The uvea is the middle layer of the eye's surface, and it contains the majority of the eye's blood vessels (as well as the iris, which gives eyes their color). Uveitis is inflammation of the uvea, and it can quickly go away or last for a long time and cause damage to the eye. Those with immune system conditions are more susceptible to uveitis.
Symptoms of Uveitis
Symptoms include pain and redness in one or both eyes, light sensitivity and blurred vision.
If you've begun needing to use reading glasses, then you may have presbyopia, the name of the condition when you lose the ability to see close objects.
Symptoms of presbyopia
Presbyopia is defined by its main symptom: the inability to clearly see close objects, or to read print without moving the text further away from you.
A detached retina is what occurs when the retina, the membrane that lines the back of the eyeball and sends vision signals to the brain, becomes detached from the back of the eye.

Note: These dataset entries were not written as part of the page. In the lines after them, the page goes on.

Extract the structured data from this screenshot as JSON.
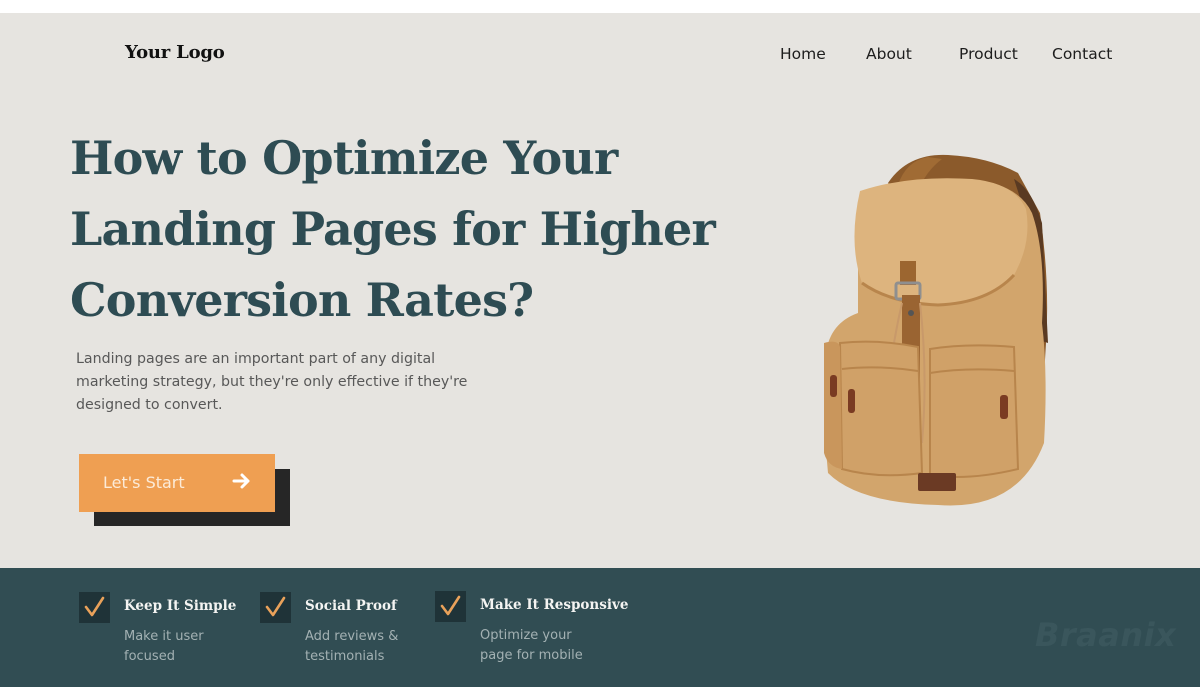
{
  "header": {
    "logo": "Your Logo",
    "nav": [
      {
        "label": "Home"
      },
      {
        "label": "About"
      },
      {
        "label": "Product"
      },
      {
        "label": "Contact"
      }
    ]
  },
  "hero": {
    "headline_lines": [
      "How to Optimize Your",
      "Landing Pages for Higher",
      "Conversion Rates?"
    ],
    "lead_lines": [
      "Landing pages are an important part of any digital",
      "marketing strategy, but they're only effective if they're",
      "designed to convert."
    ],
    "cta": {
      "label": "Let's Start",
      "icon": "arrow-right-icon"
    },
    "image": {
      "subject": "tan canvas drawstring backpack"
    }
  },
  "features": [
    {
      "icon": "checkmark-icon",
      "title": "Keep It Simple",
      "desc_lines": [
        "Make it user",
        "focused"
      ]
    },
    {
      "icon": "checkmark-icon",
      "title": "Social Proof",
      "desc_lines": [
        "Add reviews &",
        "testimonials"
      ]
    },
    {
      "icon": "checkmark-icon",
      "title": "Make It Responsive",
      "desc_lines": [
        "Optimize your",
        "page for mobile"
      ]
    }
  ],
  "watermark": "Braanix",
  "colors": {
    "background": "#E6E4E0",
    "headline": "#2E4C53",
    "accent": "#EF9F52",
    "band": "#314D53",
    "check_box": "#1F3338"
  }
}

It's a serious issue that can easily lead to vision loss, and must be immediately repaired with surgery.
Symptoms of detached retina
The retina can become detached after an injury to the eye or face, and can also occur in very nearsighted people. As the retina begins to pull away, symptoms may include light flashes, spots, floaters and blurry vision. Once the retina is detached, it will appear as if a curtain is descending across part of your vision.
How to protect your eyesight
Vision loss is a scary thing, but thankfully there are some steps you can take to protect your eyes as you age. Take steps to prevent diabetes and prevent high blood pressure (which can cause diabetic retinopathy and macular degeneration), get regular exercise, wear sunglasses to protect your eyes from UV light, eat a healthy diet full of antioxidants (and take an eye vitamin supplement), don't smoke and make sure you get a comprehensive eye exam annually. Focusing on eye health is just one tip for healthy aging.